Reichert and Weiss observed that Manhattan and other coastal markets were staging a comeback. “The recovery that began in prime product and prime corridors has now expanded into the commodity space market,” Weiss said.
#### Moderate Growth for Premium Assets
Expectations for rent growth remain modest. “We expect asking rents to remain fairly stable next year,” said Reichert. Effective rents may shrink slightly, especially in gateway cities, due to continued concessions.
Weiss and Connolly agreed that trophy assets would retain pricing power. “Trophy assets can still command record rents,” Connolly remarked.
Kolaczynski said tenants are willing to accept higher costs in exchange for better spaces. “Landlords in top-tier assets will benefit from increased demand and reduced need for concessions,” he said. Quick affirmed that companies would continue to right-size their portfolios in pursuit of quality.
### Trends to Watch: Tech, Amenities, and Workforce Alignment
Weiss noted that labor market conditions in 2026 will play a key role. If job growth is steady, that will help rebalance office market fundamentals.
Artificial intelligence and flexible working are also reshaping demand. “The massive influx of venture capital into AI will cultivate a new class of innovative tenants that prioritize collaborative, urban environments,” said Connolly.
Ressler observed an uptick in demand for flexible space solutions as companies seek alternatives to traditional leases.
Occupier preferences are also evolving. Office users increasingly prioritize high-end amenities such as wellness centers, curated dining options, rooftop terraces, and tech-enabled collaboration spaces.
“This shift is redefining what ‘premium’ means in office real estate,” said Kolaczynski. Connolly added that these amenities “support higher occupancies and pricing power.”
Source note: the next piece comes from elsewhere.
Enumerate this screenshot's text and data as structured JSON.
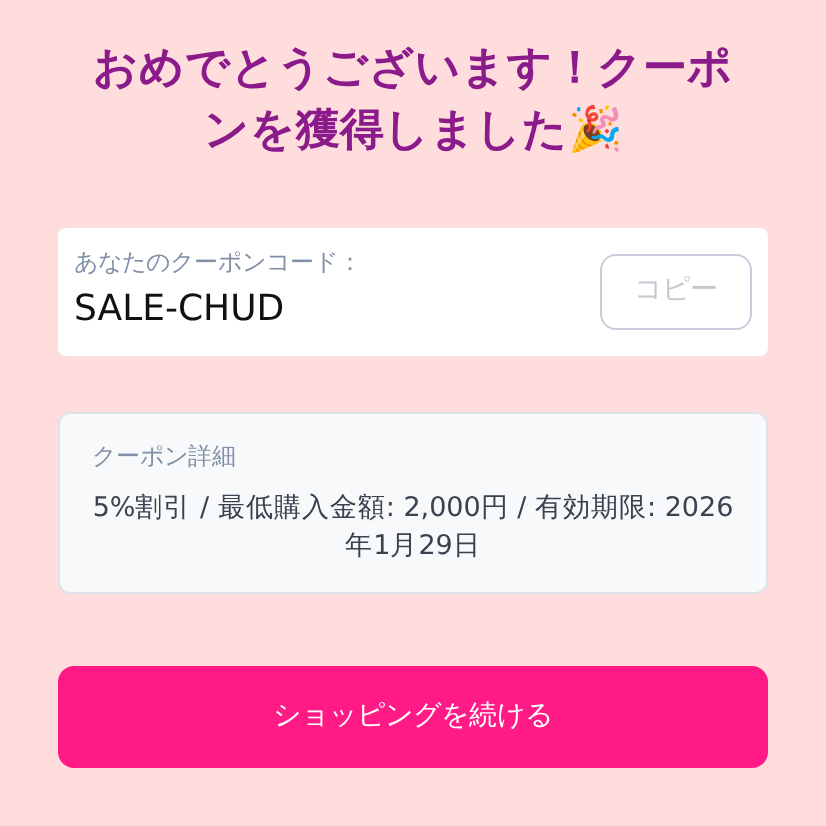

Finally, CBRE’s Weiss noted a resurgence in demand for urban core locations after years of suburban migration. “We’re also seeing renewed conviction on the part of occupiers to make long-term capital commitments to downtown hubs,” he said. “That’s a trend we expect to continue in 2026.”
In conclusion, whether 2026 becomes the “Year of the Office” will depend largely on geography, building quality, economic resilience, and adaptability. While clear signs of improvement exist, the office market’s path forward is likely to be nuanced, segmented, and slowly evolving.